Imas warned that people who find themselves nonetheless skeptical of AI as overblown hype are fooling themselves, doubtless as a result of they’re utilizing a chatbot mannequin from years in the past, not a frontier mannequin. “These two issues shouldn’t be categorized in the identical bucket of know-how,” he argued, saying that that AI remains to be very “jagged,” an more and more in style time period for fascinated about AI’s probabilistic nature and tendency to hallucinate. “However it’s going to be jagged within the sense of, sooner or later, the valleys are going to be very, very excessive … even the low factors are going to be very spectacular.”
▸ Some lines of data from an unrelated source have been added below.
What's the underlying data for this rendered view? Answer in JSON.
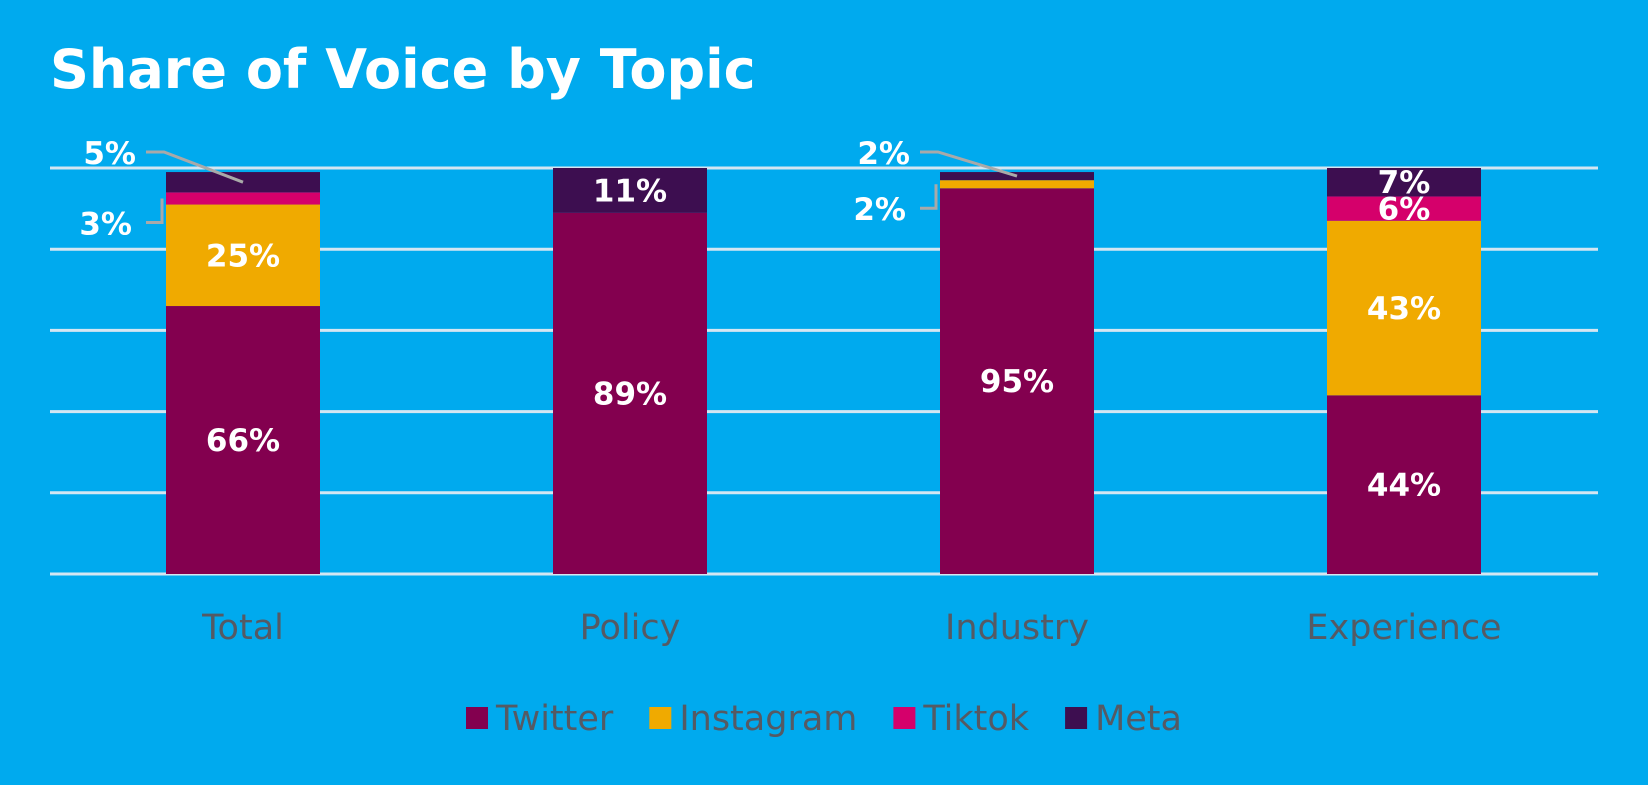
{
  "colors": {
    "background": "#00aaee",
    "gridline": "#d4e6f2",
    "twitter": "#83004f",
    "instagram": "#f0aa00",
    "tiktok": "#d5006b",
    "meta": "#3d0e50",
    "leader": "#a9a9a9",
    "text_light": "#ffffff",
    "text_dark": "#555a64"
  },
  "chart_data": {
    "type": "bar",
    "stacked": true,
    "title": "Share of Voice by Topic",
    "categories": [
      "Total",
      "Policy",
      "Industry",
      "Experience"
    ],
    "series": [
      {
        "name": "Twitter",
        "values": [
          66,
          89,
          95,
          44
        ],
        "labels": [
          "66%",
          "89%",
          "95%",
          "44%"
        ]
      },
      {
        "name": "Instagram",
        "values": [
          25,
          0,
          2,
          43
        ],
        "labels": [
          "25%",
          "",
          "2%",
          "43%"
        ]
      },
      {
        "name": "Tiktok",
        "values": [
          3,
          0,
          0,
          6
        ],
        "labels": [
          "3%",
          "",
          "",
          "6%"
        ]
      },
      {
        "name": "Meta",
        "values": [
          5,
          11,
          2,
          7
        ],
        "labels": [
          "5%",
          "11%",
          "2%",
          "7%"
        ]
      }
    ],
    "ylim": [
      0,
      100
    ],
    "grid": true,
    "legend_position": "bottom"
  }
}
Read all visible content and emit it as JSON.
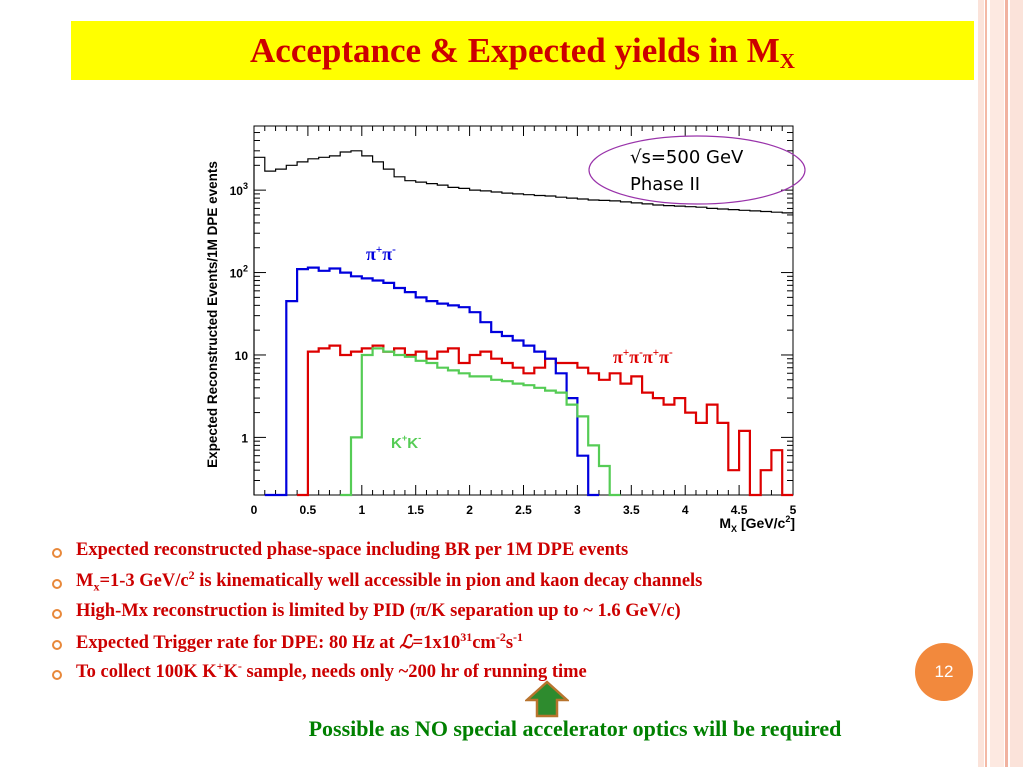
{
  "slide": {
    "title_main": "Acceptance & Expected yields in M",
    "title_sub": "X",
    "page_number": "12",
    "footer_note": "Possible as NO special accelerator optics will be required"
  },
  "bullets": [
    {
      "parts": [
        "Expected reconstructed phase-space including BR per 1M DPE events"
      ]
    },
    {
      "parts": [
        "M",
        "x",
        "=1-3 GeV/c",
        "2",
        " is kinematically well accessible in pion and kaon decay channels"
      ]
    },
    {
      "parts": [
        "High-Mx reconstruction is limited by PID (π/K separation up to ~ 1.6 GeV/c)"
      ]
    },
    {
      "parts": [
        "Expected Trigger rate for DPE: 80 Hz at ",
        "ℒ",
        "=1x10",
        "31",
        "cm",
        "-2",
        "s",
        "-1"
      ]
    },
    {
      "parts": [
        "To collect 100K K",
        "+",
        "K",
        "-",
        " sample, needs only ~200 hr of running time"
      ]
    }
  ],
  "chart_data": {
    "type": "line",
    "xlabel": "M",
    "xlabel_sub": "X",
    "xlabel_unit": "[GeV/c",
    "xlabel_unit_sup": "2",
    "xlabel_unit_end": "]",
    "ylabel": "Expected Reconstructed Events/1M DPE events",
    "xlim": [
      0,
      5
    ],
    "ylim": [
      0.2,
      6000
    ],
    "log_y": true,
    "x_ticks": [
      "0",
      "0.5",
      "1",
      "1.5",
      "2",
      "2.5",
      "3",
      "3.5",
      "4",
      "4.5",
      "5"
    ],
    "y_ticks": [
      {
        "label": "1",
        "exp": ""
      },
      {
        "label": "10",
        "exp": ""
      },
      {
        "label": "10",
        "exp": "2"
      },
      {
        "label": "10",
        "exp": "3"
      }
    ],
    "y_tick_values": [
      1,
      10,
      100,
      1000
    ],
    "bin_width": 0.1,
    "annotation": {
      "line1": "√s=500 GeV",
      "line2": "Phase II"
    },
    "series": [
      {
        "name": "total",
        "color": "#000000",
        "x_start": 0.0,
        "values": [
          2500,
          1700,
          1800,
          2000,
          2200,
          2400,
          2500,
          2600,
          2900,
          3000,
          2600,
          2200,
          1800,
          1450,
          1300,
          1250,
          1200,
          1150,
          1080,
          1050,
          1000,
          980,
          950,
          920,
          900,
          880,
          860,
          850,
          820,
          800,
          780,
          760,
          750,
          740,
          720,
          700,
          680,
          660,
          650,
          640,
          630,
          620,
          600,
          590,
          580,
          570,
          560,
          550,
          540,
          530
        ]
      },
      {
        "name": "π⁺π⁻",
        "label_sup": [
          "+",
          "-"
        ],
        "color": "#0000dd",
        "x_start": 0.1,
        "values": [
          0.2,
          0.2,
          45,
          110,
          115,
          105,
          112,
          100,
          90,
          85,
          80,
          75,
          65,
          58,
          50,
          45,
          42,
          40,
          38,
          33,
          25,
          19,
          17,
          15,
          13,
          11,
          9,
          6,
          3,
          0.6,
          0.2
        ]
      },
      {
        "name": "π⁺π⁻π⁺π⁻",
        "label_sup": [
          "+",
          "-",
          "+",
          "-"
        ],
        "color": "#dd0000",
        "x_start": 0.4,
        "values": [
          0.2,
          11,
          12,
          13,
          10,
          11,
          12,
          13,
          11,
          12,
          10,
          11,
          9,
          11,
          12,
          8,
          10,
          11,
          9,
          8,
          7,
          6,
          7,
          9,
          8,
          8,
          7,
          6,
          5,
          6,
          4.5,
          5.5,
          3.5,
          3.0,
          2.5,
          3.0,
          2.0,
          1.5,
          2.5,
          1.5,
          0.4,
          1.2,
          0.2,
          0.4,
          0.7,
          0.2
        ]
      },
      {
        "name": "K⁺K⁻",
        "label_sup": [
          "+",
          "-"
        ],
        "color": "#55cc55",
        "x_start": 0.8,
        "values": [
          0.2,
          1.0,
          10,
          12,
          11,
          10,
          9.5,
          8.5,
          8,
          7,
          6.5,
          6,
          5.5,
          5.5,
          5.0,
          4.8,
          4.5,
          4.3,
          4.0,
          3.7,
          3.5,
          2.5,
          1.8,
          0.8,
          0.45,
          0.2
        ]
      }
    ]
  },
  "colors": {
    "title_bg": "#ffff00",
    "title_text": "#cc0000",
    "bullet_text": "#cc0000",
    "bullet_marker": "#e8883a",
    "badge": "#f2893d",
    "footer_text": "#008000",
    "arrow_fill": "#2e8b2e",
    "annotation_ellipse": "#9933aa",
    "edge_stripe": "#f4c6b8"
  }
}
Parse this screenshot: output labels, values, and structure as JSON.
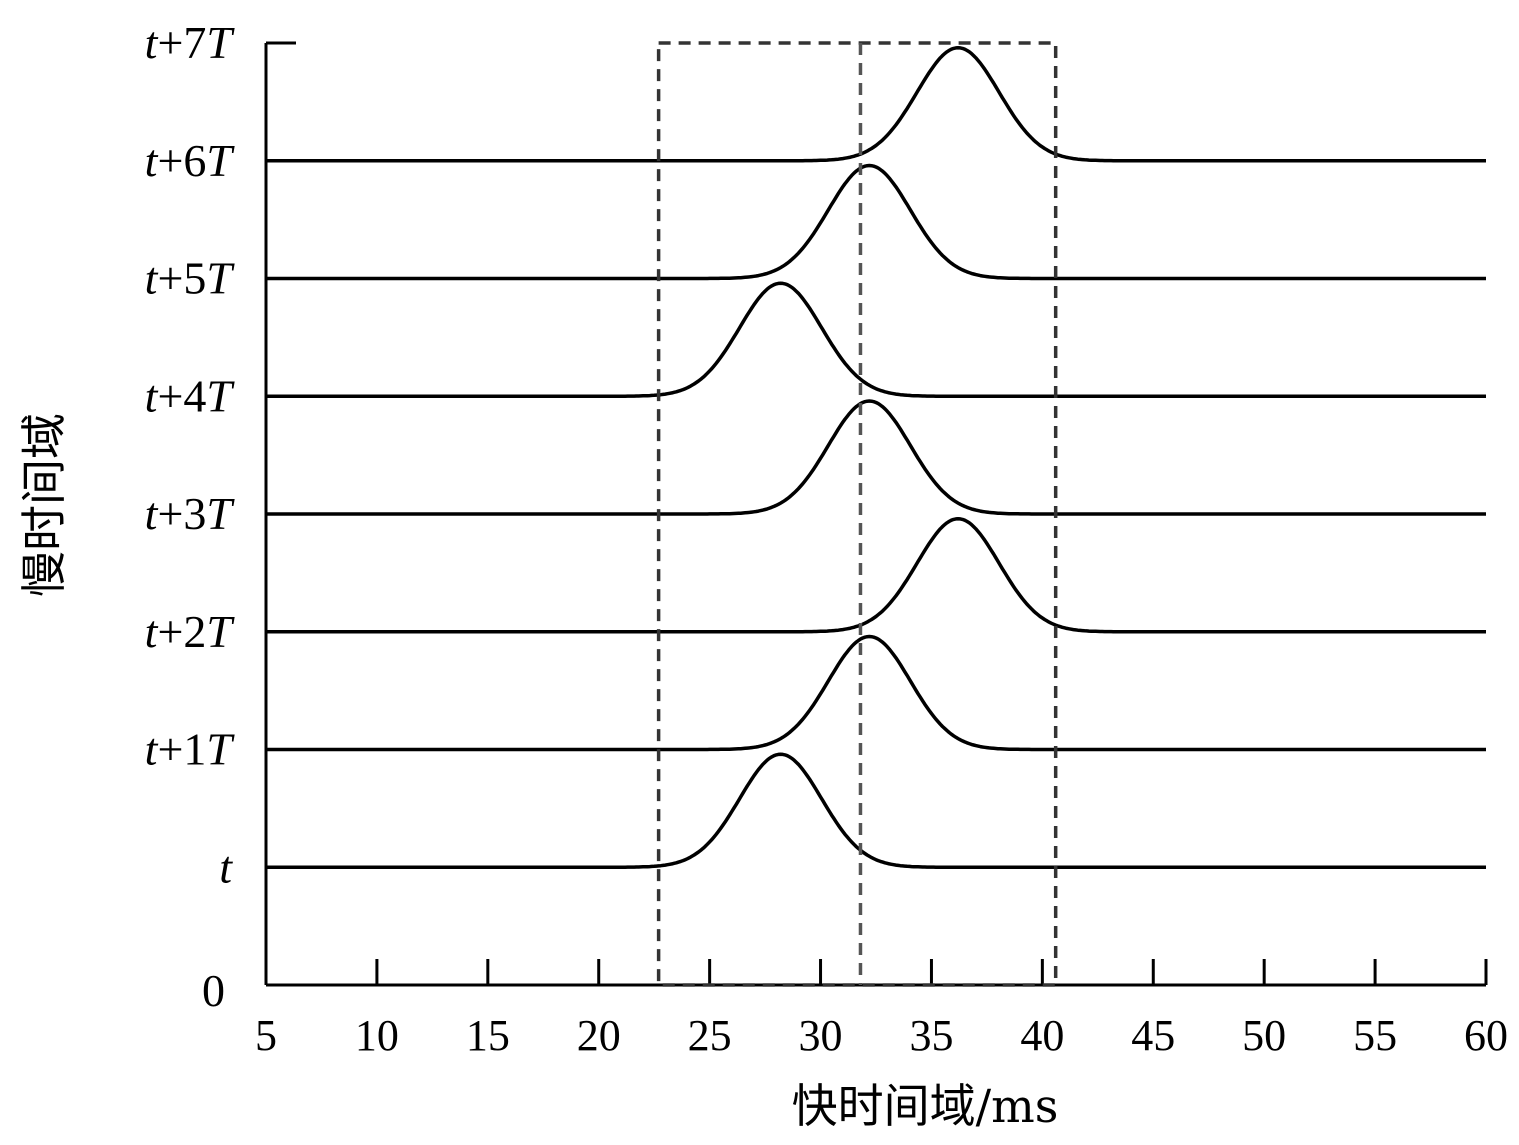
{
  "chart_data": {
    "type": "line",
    "xlabel": "快时间域/ms",
    "ylabel": "慢时间域",
    "xlim": [
      5,
      60
    ],
    "x_ticks": [
      5,
      10,
      15,
      20,
      25,
      30,
      35,
      40,
      45,
      50,
      55,
      60
    ],
    "x_tick_labels": [
      "5",
      "10",
      "15",
      "20",
      "25",
      "30",
      "35",
      "40",
      "45",
      "50",
      "55",
      "60"
    ],
    "y_zero_label": "0",
    "grid": false,
    "legend": "none",
    "line_color": "#000000",
    "box_color": "#333333",
    "series": [
      {
        "label": "t",
        "label_base": "t",
        "label_mult": "",
        "label_unit": "",
        "peak_center": 28.2
      },
      {
        "label": "t+1T",
        "label_base": "t",
        "label_mult": "+1",
        "label_unit": "T",
        "peak_center": 32.2
      },
      {
        "label": "t+2T",
        "label_base": "t",
        "label_mult": "+2",
        "label_unit": "T",
        "peak_center": 36.2
      },
      {
        "label": "t+3T",
        "label_base": "t",
        "label_mult": "+3",
        "label_unit": "T",
        "peak_center": 32.2
      },
      {
        "label": "t+4T",
        "label_base": "t",
        "label_mult": "+4",
        "label_unit": "T",
        "peak_center": 28.2
      },
      {
        "label": "t+5T",
        "label_base": "t",
        "label_mult": "+5",
        "label_unit": "T",
        "peak_center": 32.2
      },
      {
        "label": "t+6T",
        "label_base": "t",
        "label_mult": "+6",
        "label_unit": "T",
        "peak_center": 36.2
      }
    ],
    "top_label": {
      "label": "t+7T",
      "label_base": "t",
      "label_mult": "+7",
      "label_unit": "T"
    },
    "dashed_box": {
      "x_start": 22.7,
      "x_end": 40.6
    },
    "dashed_center_line": {
      "x": 31.8
    }
  }
}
Morgan Stanley warned in its March analysis word that AI disruption was “changing into extra acute as LLM capabilities improve at a extra fast charge than anticipated,” flagging the potential for large-scale workforce reductions throughout industries. The hole between that projection and a most cancers statistician quietly ready for the enterprise ChatGPT enthusiasm to blow over captures precisely the uncertainty Imas, regardless of his hard-won optimism, nonetheless can’t totally resolve.
Imas mentioned he was nonetheless “apprehensive about” people who find themselves sticking their heads within the sand about AI: “My major function proper now’s to sit down folks down one on one and get them educated on top-flight know-how.” He mentioned he sees his relational facet principle as each believable and constructive, “nevertheless it took me a very long time to get to it.”